Spectrum of talent
Freshman brings personal insight to theatrical role
By Chris Horn, firstname.lastname@example.org, 803-777-3687
Beck Chandler recently wrapped up what might have been the most interesting and challenging role thus far in his nascent career in community theater.
The University of South Carolina freshman played Christopher, the main character in “The Curious Incident of the Dog in the Night-time,” staged in early February at Trustus Theater in Columbia. The drama focuses on Christopher’s struggle to solve a minor mystery while coping with the personal limitations of his autism. Chandler, who enrolled at Carolina through the Gamecock Gateway program and who plans to major in computer science and music in the fall, is himself on the autism spectrum.

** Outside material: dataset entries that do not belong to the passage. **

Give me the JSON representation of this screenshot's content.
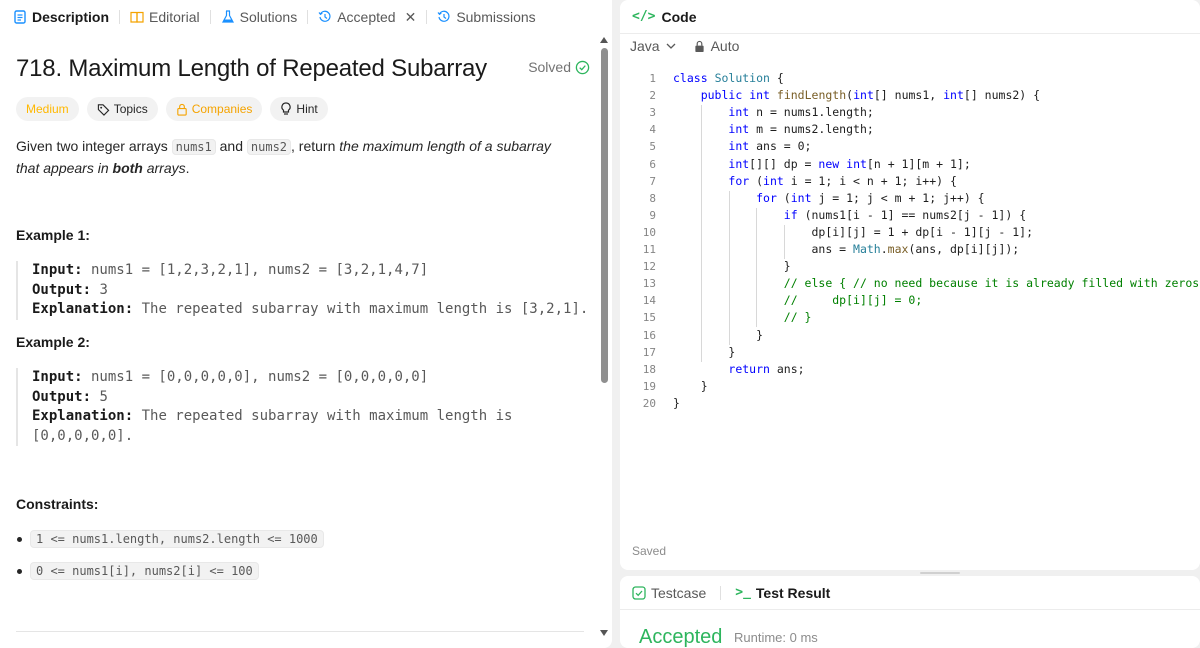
{
  "tabs": [
    {
      "label": "Description",
      "icon": "description-icon"
    },
    {
      "label": "Editorial",
      "icon": "book-icon"
    },
    {
      "label": "Solutions",
      "icon": "flask-icon"
    },
    {
      "label": "Accepted",
      "icon": "history-icon"
    },
    {
      "label": "Submissions",
      "icon": "history-icon"
    }
  ],
  "problem": {
    "title": "718. Maximum Length of Repeated Subarray",
    "solved_label": "Solved",
    "difficulty": "Medium",
    "topics_label": "Topics",
    "companies_label": "Companies",
    "hint_label": "Hint",
    "desc_1": "Given two integer arrays ",
    "desc_code_1": "nums1",
    "desc_2": " and ",
    "desc_code_2": "nums2",
    "desc_3": ", return ",
    "desc_em": "the maximum length of a subarray that appears in ",
    "desc_bold": "both",
    "desc_em_end": " arrays",
    "desc_end": "."
  },
  "examples": [
    {
      "heading": "Example 1:",
      "input_label": "Input:",
      "input": " nums1 = [1,2,3,2,1], nums2 = [3,2,1,4,7]",
      "output_label": "Output:",
      "output": " 3",
      "explanation_label": "Explanation:",
      "explanation": " The repeated subarray with maximum length is [3,2,1]."
    },
    {
      "heading": "Example 2:",
      "input_label": "Input:",
      "input": " nums1 = [0,0,0,0,0], nums2 = [0,0,0,0,0]",
      "output_label": "Output:",
      "output": " 5",
      "explanation_label": "Explanation:",
      "explanation": " The repeated subarray with maximum length is",
      "explanation_2": "[0,0,0,0,0]."
    }
  ],
  "constraints": {
    "heading": "Constraints:",
    "items": [
      "1 <= nums1.length, nums2.length <= 1000",
      "0 <= nums1[i], nums2[i] <= 100"
    ]
  },
  "code_panel": {
    "header": "Code",
    "language": "Java",
    "mode": "Auto",
    "saved_label": "Saved",
    "lines": [
      "class Solution {",
      "    public int findLength(int[] nums1, int[] nums2) {",
      "        int n = nums1.length;",
      "        int m = nums2.length;",
      "        int ans = 0;",
      "        int[][] dp = new int[n + 1][m + 1];",
      "        for (int i = 1; i < n + 1; i++) {",
      "            for (int j = 1; j < m + 1; j++) {",
      "                if (nums1[i - 1] == nums2[j - 1]) {",
      "                    dp[i][j] = 1 + dp[i - 1][j - 1];",
      "                    ans = Math.max(ans, dp[i][j]);",
      "                }",
      "                // else { // no need because it is already filled with zeros",
      "                //     dp[i][j] = 0;",
      "                // }",
      "            }",
      "        }",
      "        return ans;",
      "    }",
      "}"
    ]
  },
  "result_panel": {
    "testcase_label": "Testcase",
    "test_result_label": "Test Result",
    "status": "Accepted",
    "runtime": "Runtime: 0 ms"
  },
  "colors": {
    "accepted": "#2db55d",
    "medium": "#ffb800",
    "link": "#1a90ff"
  }
}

“I read the book before, and I’ve been interested in playing this role ever since,” says Chandler, who was diagnosed with autism at age 5 and spent nine years in weekly therapy sessions while attending a private mainstream school. Those therapy sessions exposed him to other children on the autism spectrum and helped inform his performance.

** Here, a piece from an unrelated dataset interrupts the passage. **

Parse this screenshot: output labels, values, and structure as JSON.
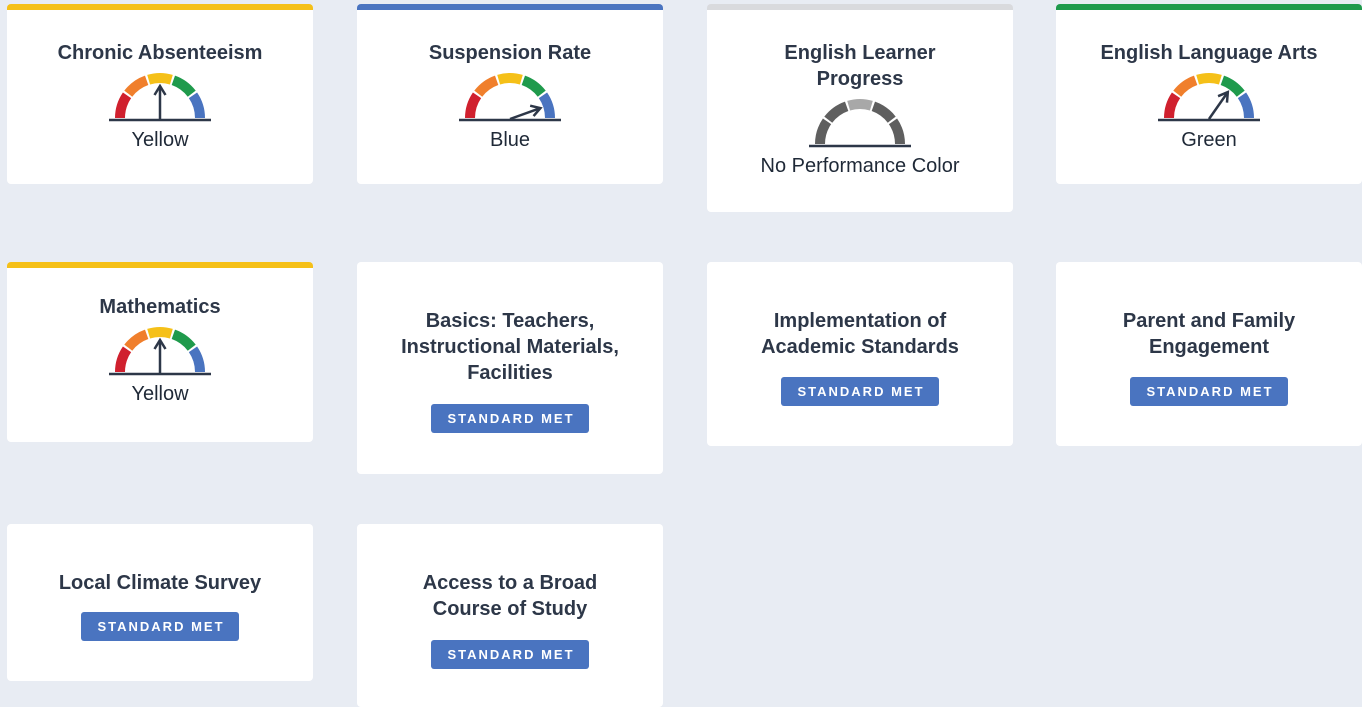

“I have been trying to act like I don’t have autism for the past 13 years,” he says. “Now, playing this role of someone with autism, I’m acting on stage like someone with autism. It’s sort of ironic, but it’s kind of liberating, actually.”
Chad Henderson, a 2007 Honors College graduate who minored in theater and directed the play at Trustus, says Chandler wasn’t picked for the role solely because of his firsthand experience with autism.
“He’s a talented performer any way you cut it,” Henderson says. “He’s done a lot of theater in his youth. This role is meant for him — audiences have had a deep connection because of his performance. He came out swinging.”
Theatre USC will stage the same play in April, but Chandler was out of town during those auditions. He’s looking forward to auditioning for future roles in Theater USC dramas, he says.
“I’ve really enjoyed everything about the Gamecock Gateway program so far,” he says. “I like Columbia and I really like USC.”